En réalité, sauf à vouloir revenir sur les règles de
fonctionnement de la démocratie libérale et représentative issue directement
des révolutions américaines et françaises, elles-mêmes ayant puisé leur
inspiration dans l’évolution démocratique de la monarchie britannique,
l’opposition entre les deux notions est anachronique car les valeurs
démocratiques et républicaines sont liées dans ce qu’est aujourd’hui le régime
politique des sociétés occidentales. C’est bien là le point fondamental: la démocratie
et la république, loin de s’opposer, sont complémentaires.
Les deux piliers de base du régime politique français c’est
la démocratie et la république. Sans démocratie, pas de république humaniste.
Sans république, pas de démocratie sécuritaire. C’est ce que dit le Centrisme. Mais
il va plus loin en affirmant que le meilleur régime est une démocratie
républicaine.
La démocratie vient avant la république car elle libère
l’individu mais elle ne va jamais sans celle-ci car cette dernière permet de
rendre viable la première dans des sociétés où les intérêts individuels sont si
divergents qu’ils ont besoin d’un lien social qui organise la liberté.
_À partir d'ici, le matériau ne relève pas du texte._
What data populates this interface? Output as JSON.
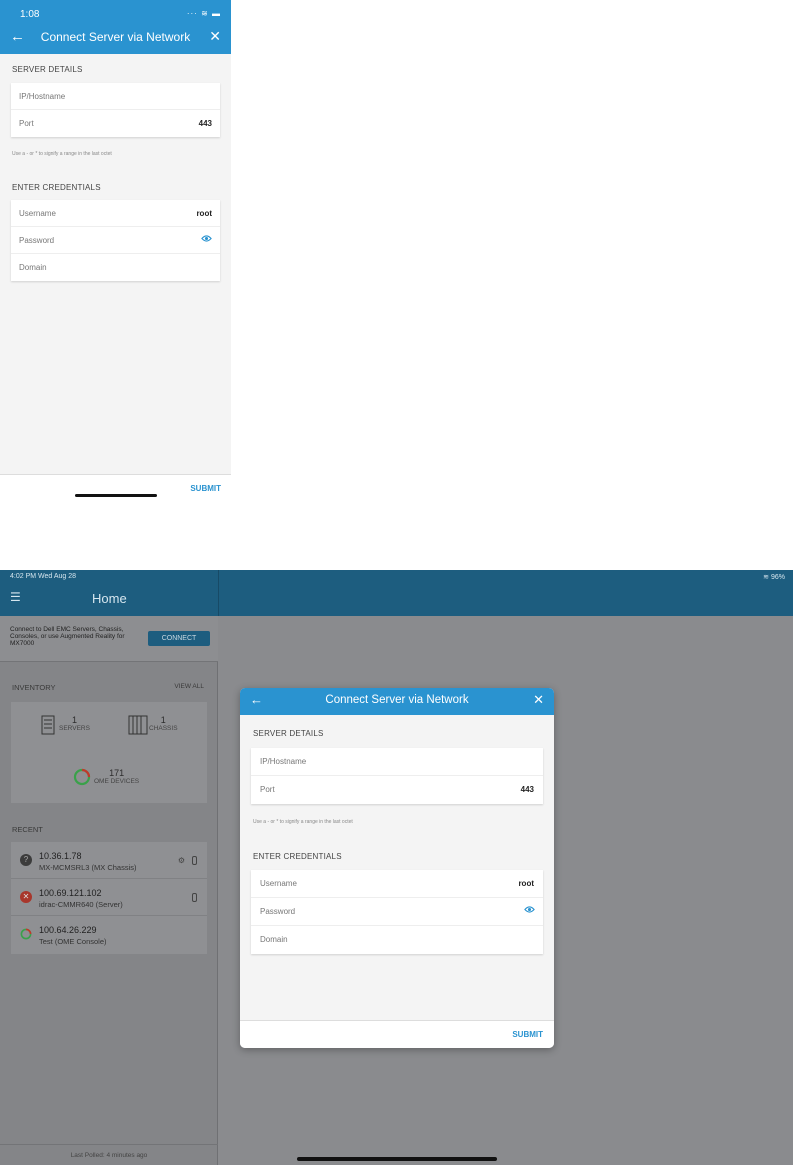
{
  "phone": {
    "status": {
      "time": "1:08",
      "icons": "··· ≋ ▬"
    },
    "header": {
      "title": "Connect Server via Network"
    },
    "server_details": {
      "section_label": "SERVER DETAILS",
      "fields": [
        {
          "label": "IP/Hostname",
          "value": ""
        },
        {
          "label": "Port",
          "value": "443"
        }
      ],
      "hint": "Use a - or * to signify a range in the last octet"
    },
    "credentials": {
      "section_label": "ENTER CREDENTIALS",
      "fields": [
        {
          "label": "Username",
          "value": "root"
        },
        {
          "label": "Password",
          "value": ""
        },
        {
          "label": "Domain",
          "value": ""
        }
      ]
    },
    "submit_label": "SUBMIT"
  },
  "tablet": {
    "status": {
      "time": "4:02 PM  Wed Aug 28",
      "battery": "≋ 96%"
    },
    "nav_title": "Home",
    "connect": {
      "text": "Connect to Dell EMC Servers, Chassis, Consoles, or use Augmented Reality for MX7000",
      "button": "CONNECT"
    },
    "inventory": {
      "label": "INVENTORY",
      "view_all": "VIEW ALL",
      "servers": {
        "count": "1",
        "caption": "SERVERS"
      },
      "chassis": {
        "count": "1",
        "caption": "CHASSIS"
      },
      "ome": {
        "count": "171",
        "caption": "OME DEVICES"
      }
    },
    "recent": {
      "label": "RECENT",
      "items": [
        {
          "ip": "10.36.1.78",
          "name": "MX-MCMSRL3 (MX Chassis)"
        },
        {
          "ip": "100.69.121.102",
          "name": "idrac-CMMR640 (Server)"
        },
        {
          "ip": "100.64.26.229",
          "name": "Test (OME Console)"
        }
      ]
    },
    "last_polled": "Last Polled: 4 minutes ago",
    "modal": {
      "title": "Connect Server via Network",
      "server_details": {
        "section_label": "SERVER DETAILS",
        "fields": [
          {
            "label": "IP/Hostname",
            "value": ""
          },
          {
            "label": "Port",
            "value": "443"
          }
        ],
        "hint": "Use a - or * to signify a range in the last octet"
      },
      "credentials": {
        "section_label": "ENTER CREDENTIALS",
        "fields": [
          {
            "label": "Username",
            "value": "root"
          },
          {
            "label": "Password",
            "value": ""
          },
          {
            "label": "Domain",
            "value": ""
          }
        ]
      },
      "submit_label": "SUBMIT"
    }
  },
  "colors": {
    "accent": "#2a93d0",
    "tablet_nav": "#1d5d7f",
    "status_critical": "#c0392b",
    "status_ok": "#3aa14a",
    "status_warning": "#e67e22"
  }
}
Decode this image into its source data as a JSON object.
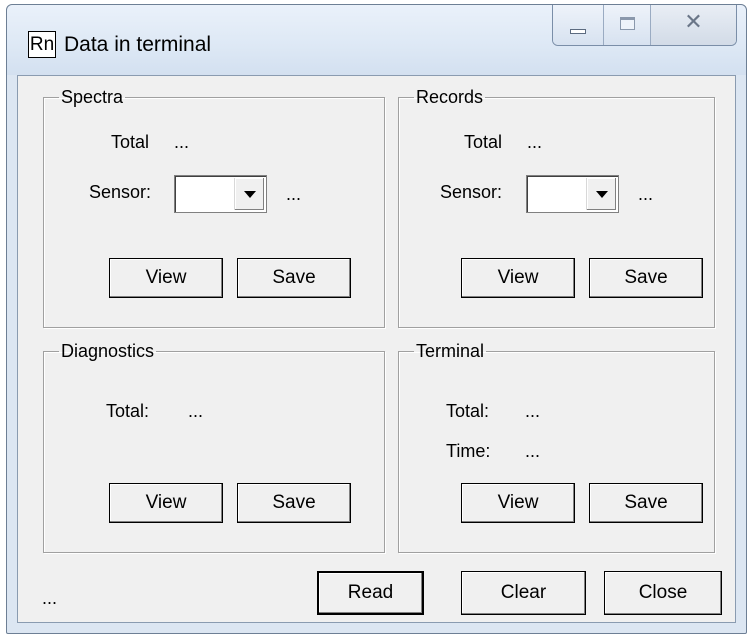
{
  "window": {
    "icon_text": "Rn",
    "title": "Data in terminal"
  },
  "spectra": {
    "title": "Spectra",
    "total_label": "Total",
    "total_value": "...",
    "sensor_label": "Sensor:",
    "sensor_value": "",
    "sensor_info": "...",
    "view_label": "View",
    "save_label": "Save"
  },
  "records": {
    "title": "Records",
    "total_label": "Total",
    "total_value": "...",
    "sensor_label": "Sensor:",
    "sensor_value": "",
    "sensor_info": "...",
    "view_label": "View",
    "save_label": "Save"
  },
  "diagnostics": {
    "title": "Diagnostics",
    "total_label": "Total:",
    "total_value": "...",
    "view_label": "View",
    "save_label": "Save"
  },
  "terminal": {
    "title": "Terminal",
    "total_label": "Total:",
    "total_value": "...",
    "time_label": "Time:",
    "time_value": "...",
    "view_label": "View",
    "save_label": "Save"
  },
  "footer": {
    "status": "...",
    "read_label": "Read",
    "clear_label": "Clear",
    "close_label": "Close"
  }
}
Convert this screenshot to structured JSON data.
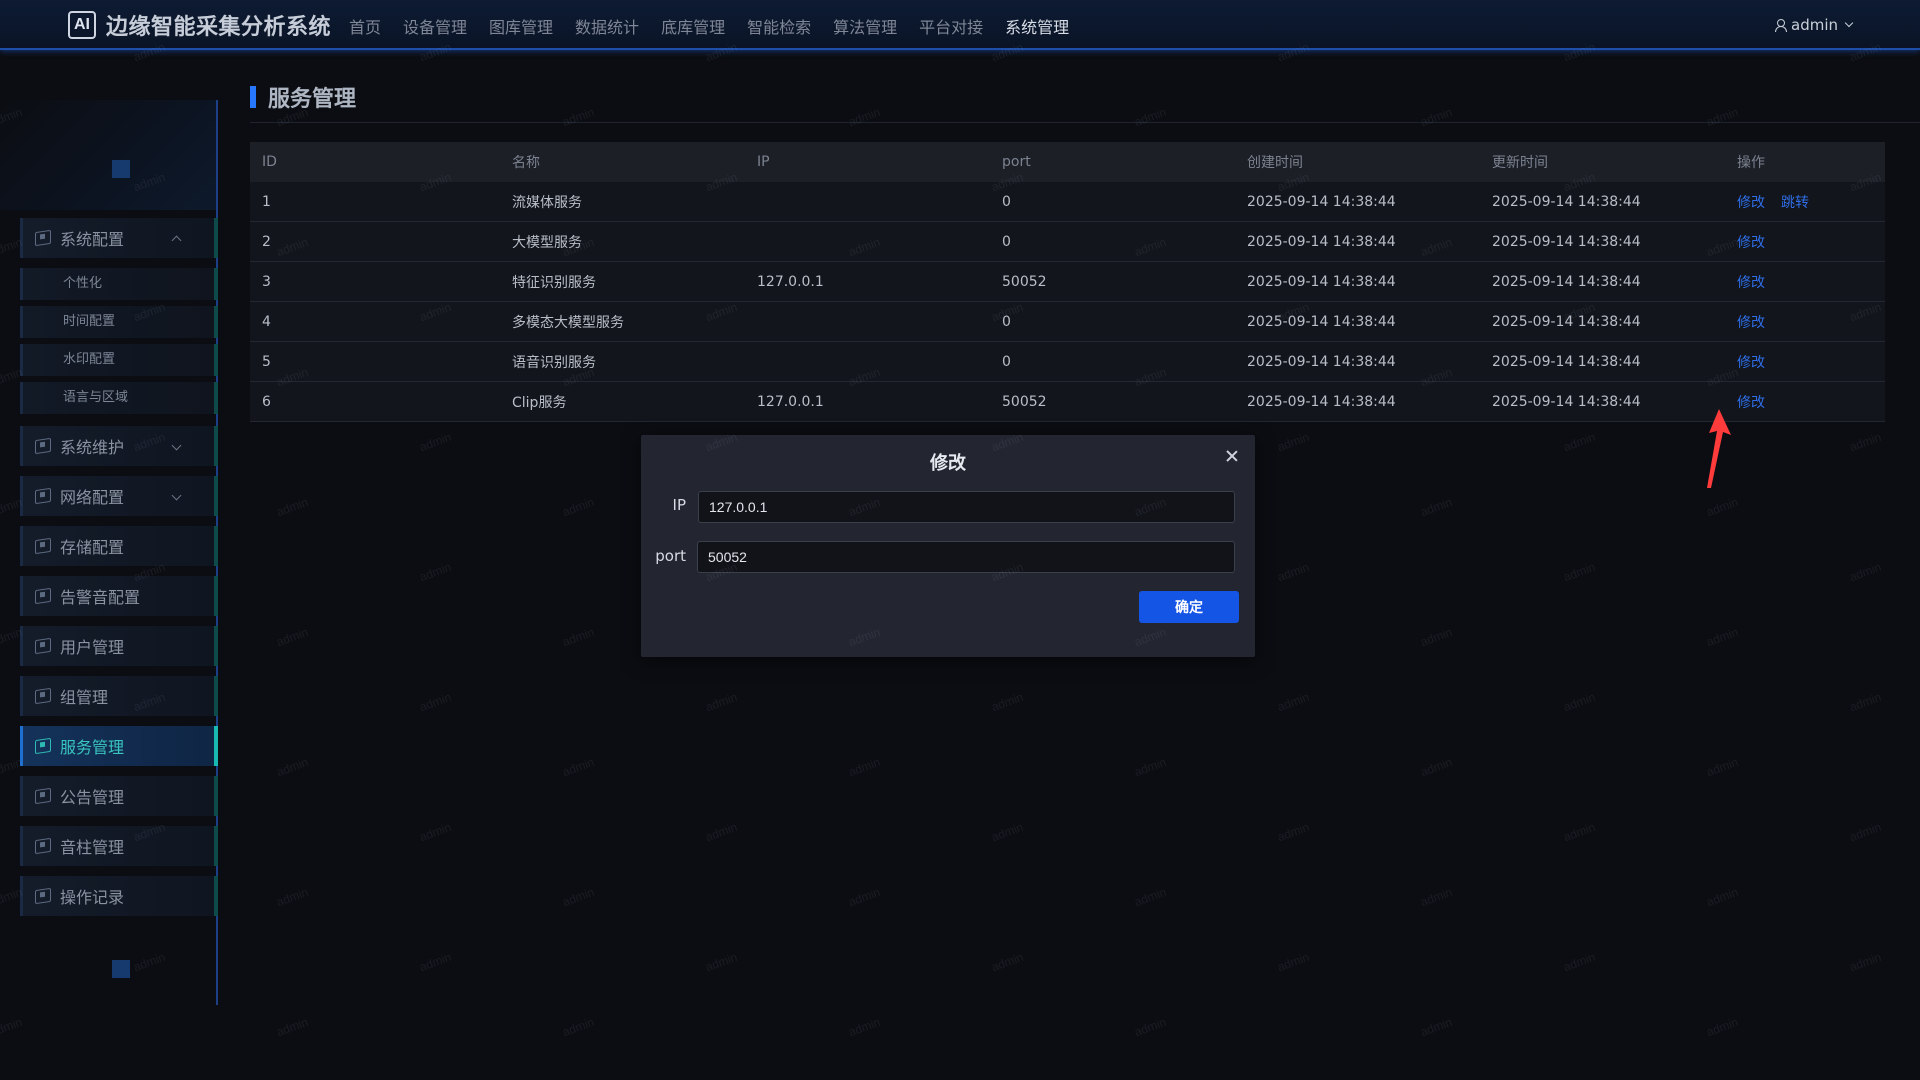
{
  "header": {
    "logo_text": "AI",
    "app_title": "边缘智能采集分析系统",
    "nav": [
      "首页",
      "设备管理",
      "图库管理",
      "数据统计",
      "底库管理",
      "智能检索",
      "算法管理",
      "平台对接",
      "系统管理"
    ],
    "active_nav": "系统管理",
    "user": "admin"
  },
  "sidebar": {
    "groups": [
      {
        "label": "系统配置",
        "expanded": true,
        "children": [
          "个性化",
          "时间配置",
          "水印配置",
          "语言与区域"
        ]
      },
      {
        "label": "系统维护",
        "expandable": true
      },
      {
        "label": "网络配置",
        "expandable": true
      },
      {
        "label": "存储配置"
      },
      {
        "label": "告警音配置"
      },
      {
        "label": "用户管理"
      },
      {
        "label": "组管理"
      },
      {
        "label": "服务管理",
        "active": true
      },
      {
        "label": "公告管理"
      },
      {
        "label": "音柱管理"
      },
      {
        "label": "操作记录"
      }
    ]
  },
  "main": {
    "title": "服务管理",
    "table": {
      "columns": [
        "ID",
        "名称",
        "IP",
        "port",
        "创建时间",
        "更新时间",
        "操作"
      ],
      "rows": [
        {
          "id": "1",
          "name": "流媒体服务",
          "ip": "",
          "port": "0",
          "created": "2025-09-14 14:38:44",
          "updated": "2025-09-14 14:38:44",
          "actions": [
            "修改",
            "跳转"
          ]
        },
        {
          "id": "2",
          "name": "大模型服务",
          "ip": "",
          "port": "0",
          "created": "2025-09-14 14:38:44",
          "updated": "2025-09-14 14:38:44",
          "actions": [
            "修改"
          ]
        },
        {
          "id": "3",
          "name": "特征识别服务",
          "ip": "127.0.0.1",
          "port": "50052",
          "created": "2025-09-14 14:38:44",
          "updated": "2025-09-14 14:38:44",
          "actions": [
            "修改"
          ]
        },
        {
          "id": "4",
          "name": "多模态大模型服务",
          "ip": "",
          "port": "0",
          "created": "2025-09-14 14:38:44",
          "updated": "2025-09-14 14:38:44",
          "actions": [
            "修改"
          ]
        },
        {
          "id": "5",
          "name": "语音识别服务",
          "ip": "",
          "port": "0",
          "created": "2025-09-14 14:38:44",
          "updated": "2025-09-14 14:38:44",
          "actions": [
            "修改"
          ]
        },
        {
          "id": "6",
          "name": "Clip服务",
          "ip": "127.0.0.1",
          "port": "50052",
          "created": "2025-09-14 14:38:44",
          "updated": "2025-09-14 14:38:44",
          "actions": [
            "修改"
          ]
        }
      ]
    }
  },
  "modal": {
    "title": "修改",
    "ip_label": "IP",
    "ip_value": "127.0.0.1",
    "port_label": "port",
    "port_value": "50052",
    "confirm_label": "确定"
  },
  "watermark": "admin",
  "colors": {
    "accent": "#1555e6",
    "link": "#2f6de6",
    "active_menu_text": "#39c6c0",
    "annotation_arrow": "#ff3b3b"
  }
}
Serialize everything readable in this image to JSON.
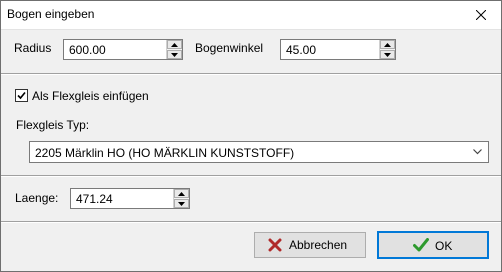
{
  "window": {
    "title": "Bogen eingeben"
  },
  "radius": {
    "label": "Radius",
    "value": "600.00"
  },
  "bogenwinkel": {
    "label": "Bogenwinkel",
    "value": "45.00"
  },
  "flexgleis": {
    "checkbox_label": "Als Flexgleis einfügen",
    "checked": true,
    "type_label": "Flexgleis Typ:",
    "selected": "2205 Märklin HO (HO MÄRKLIN KUNSTSTOFF)"
  },
  "laenge": {
    "label": "Laenge:",
    "value": "471.24"
  },
  "buttons": {
    "cancel": "Abbrechen",
    "ok": "OK"
  },
  "colors": {
    "accent": "#0078d7",
    "ok_check": "#2e9a2e",
    "cancel_x": "#b02a2a"
  }
}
Mais la
république sans la démocratie est souvent une infamie car elle nie les valeurs
de liberté, de respect et de tolérance au nom d’un groupe qui a toutes les
primautés face à l’individu, ce qui permet, in fine, de nier les droits individuels.
Nombre de dictateurs ont été amoureux de la république,
aucun d’eux de la démocratie…
C’est la raison pour laquelle le Centrisme est le défenseur
intransigeant d’une démocratie républicaine.
Pour en revenir aux pourfendeurs de la démocratie, il faut
ajouter qu’ils opposent fallacieusement le régime démocratique des Etats-Unis
(avec son individualisme et son communautarisme) et le régime républicain de la
France (avec son peuple uni).
Voilà qui est méconnaître totalement l’histoire car les
Pères fondateurs américains n’avaient qu’une idée en tête, créer une république
selon les préceptes de Montesquieu…
Pourquoi la république qui avait tous les soutiens possibles
lors des révolutions américaine et française, s’est-elle transformée en démocratie
aux XX° et XXI° siècles dans le sens où l’idée que le collectif devait primer
sur l’individuel s’est trouvée dépassée par la primauté de l’individu sur la
collectivité? Tout simplement parce que l’approfondissement démocratique prédit
par Alexis de Tocqueville était une évolution naturelle de la république
démocratique dès qu’elle entendait garantir les droits de l’homme.
Mais cela ne signifie pas que la démocratie doit donner le
champ libre aux désidératas de l’individu, encore une fois qui ne proviennent
pas de l’individualisme mais de l’autonomie acquise dans un régime de liberté
et dont l’usage égoïste et égocentrique dans une vision égalitariste, détraque
petit à petit le système.
C’est pourquoi il faut continuer à approfondir le régime
démocratique tout en rappelant qu’il ne peut être que républicain s’il veut
perdurer en un ordre qui permet la réalisation effective de la liberté pour
tous dans une égalité des chances et des opportunités.